Articles

Learning to Appreciate Family: A D'var Israel from Alona
Beth Tzedec
Apr 3rd 2020

I’m going insane at home right now. Can you relate? At some level I guess you can.

The result of the COVID-19 situation is that you have to stay at home most of the day, if not the whole day. You can’t see any of your friends and colleagues, and you can only see your family.

If that’s not enough, you have to see those same people, that have this special way to get on your nerves in a way no one else can, all the time!

I must share with you that with all of my love to my family, I find it especially difficult.

Ever since I can remember, I have considered myself an “outside person”, always rushing between school to my youth movement, between my job to my friends. I would find myself coming back home late quite often, not before 10:00 p.m.

Recently, around last year, I realized that maybe it’s not that I’m not at home a lot because I’m a busy person, but rather I am a busy person because of my need not to be home much.

I love my family a lot, but it’s not the easiest for me to get along with them.

When I was four my parents divorced, and I had a hard time handling it at first. The fact that I was an only child didn’t help because whenever I felt stuck in the middle between my parents, I didn’t have a sibling to share the feeling with. Sometimes, I would find myself more involved than I think a child should be.

Growing up, I attended the weddings of both of my parents, twice the bridesmaid of course, and I met my two older step-sisters - my step-mom's daughters, and my two young half sisters, one from each parent.

I found myself living two different lives in my two different families.

In one family, I was the older sister, with more responsibilities around the house.

In the other family, I was one of four, quieter, less noticed.

I felt sometimes like I had two different personalities; like I was a different person in each house.

My father moved to his wife’s house so I found myself living in two different places physically as well- Haifa, my hometown, and Zichron Yaakov, which is half an hour away.

Even though I had two families, I haven’t felt like I completely belong with any of them. I felt like I’m wandering from place to place, without a place to call my own. I don’t blame anyone for that, that’s just how I felt.

When I was in seventh grade, my safe place became my grandfather’s house. In seventh grade in Israel, you need to do a project called “roots project”, of researching and learning your family’s history. My grandfather Avraham and I bonded through that and learning his story made me respect him and appreciate him much more. Ever since then I made sure to visit him once a week, until I left to be a shinshin in Toronto.

I found my place with my friends, where I can be who I want to be and not who I was. Sometimes I found myself jealous in the relationships my friends had with their family members.

So slowly I started to live my life more at school, my youth movement, my job or my friends than at home. I chose the majors that challenged me the most because I like challenging myself, so as a result, even when I was home, what I did was mainly studying.

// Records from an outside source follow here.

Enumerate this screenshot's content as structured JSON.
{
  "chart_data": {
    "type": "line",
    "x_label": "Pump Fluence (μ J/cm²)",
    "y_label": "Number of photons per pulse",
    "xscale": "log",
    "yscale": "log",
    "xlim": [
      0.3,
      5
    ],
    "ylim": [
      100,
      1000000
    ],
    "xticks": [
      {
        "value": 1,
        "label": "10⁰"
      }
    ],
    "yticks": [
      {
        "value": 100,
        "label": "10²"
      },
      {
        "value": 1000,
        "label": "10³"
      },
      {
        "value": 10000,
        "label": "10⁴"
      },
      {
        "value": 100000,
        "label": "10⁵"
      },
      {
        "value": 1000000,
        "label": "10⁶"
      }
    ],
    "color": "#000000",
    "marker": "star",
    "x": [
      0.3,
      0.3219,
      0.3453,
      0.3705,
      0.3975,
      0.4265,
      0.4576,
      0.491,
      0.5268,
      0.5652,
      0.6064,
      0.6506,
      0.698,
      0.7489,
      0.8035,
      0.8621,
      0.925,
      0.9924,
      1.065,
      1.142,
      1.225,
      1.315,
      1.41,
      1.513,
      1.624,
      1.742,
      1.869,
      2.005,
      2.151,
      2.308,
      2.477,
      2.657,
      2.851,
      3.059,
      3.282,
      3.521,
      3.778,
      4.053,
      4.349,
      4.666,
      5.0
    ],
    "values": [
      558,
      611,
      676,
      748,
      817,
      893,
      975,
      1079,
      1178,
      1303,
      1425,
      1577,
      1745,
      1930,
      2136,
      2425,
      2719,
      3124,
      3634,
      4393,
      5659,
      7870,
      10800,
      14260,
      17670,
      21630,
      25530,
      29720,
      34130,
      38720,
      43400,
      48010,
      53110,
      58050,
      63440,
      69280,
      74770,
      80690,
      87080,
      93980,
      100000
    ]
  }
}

At the end of the year I put my entire life, including my family, on pause and moved to Toronto.

Being far away from my family for the longest time I have ever been away made me think. 

I could reflect on my relationship with my family from a different point of view. 

I feel like I went through this process of growing up that made it easier for me to see their perspective, especially with my mother. 

We always had a hard time understanding each other, and this year I learned to attribute some of it to the cultural differences between us, as she grew up in the Soviet Union and I in Israel.

The distance made me appreciate my family much more.

Furthermore, I learned this year a lot about the importance of family.

I have earned two new families for life. My host families.

I was so amazed to enter those new families, to see how they operate as a family, to see the relationships they have with each other and to develop relationships with them. 

I was inspired by them, not only by their generosity and warmth, but also seeing how a family can be and should be.

I learned about the importance of family quality time, I really wanted to spend my free time with them and I realized this is also the way it should be with my actual family.

They made me want to be better.

I also felt, and still feel, like I gained another family within the amazing Beth Tzedec community.

I always felt welcome, always felt included and like everyone was taking care of me. 

I have learned so much from each one of you about caring, asking and making someone feel special.

In conclusion, I feel like I have learned the meaning behind the value of family this year, being as far as you can be from my actual family. 

I learned about the importance of having someone that has your back, like Gal.

I learned about loving, accepting each other with our flaws and enjoying the precious family time from my host families.

I learned about caring, supporting and giving from you.

So please do me a favor and use this time the coronavirus has given us to cherish your family, okay?

Spend time together, laugh together, learn to get to know each other better.

Because I can tell you for sure that’s what I’m doing here in Israel.

Shabbat Shalom, and please keep in touch!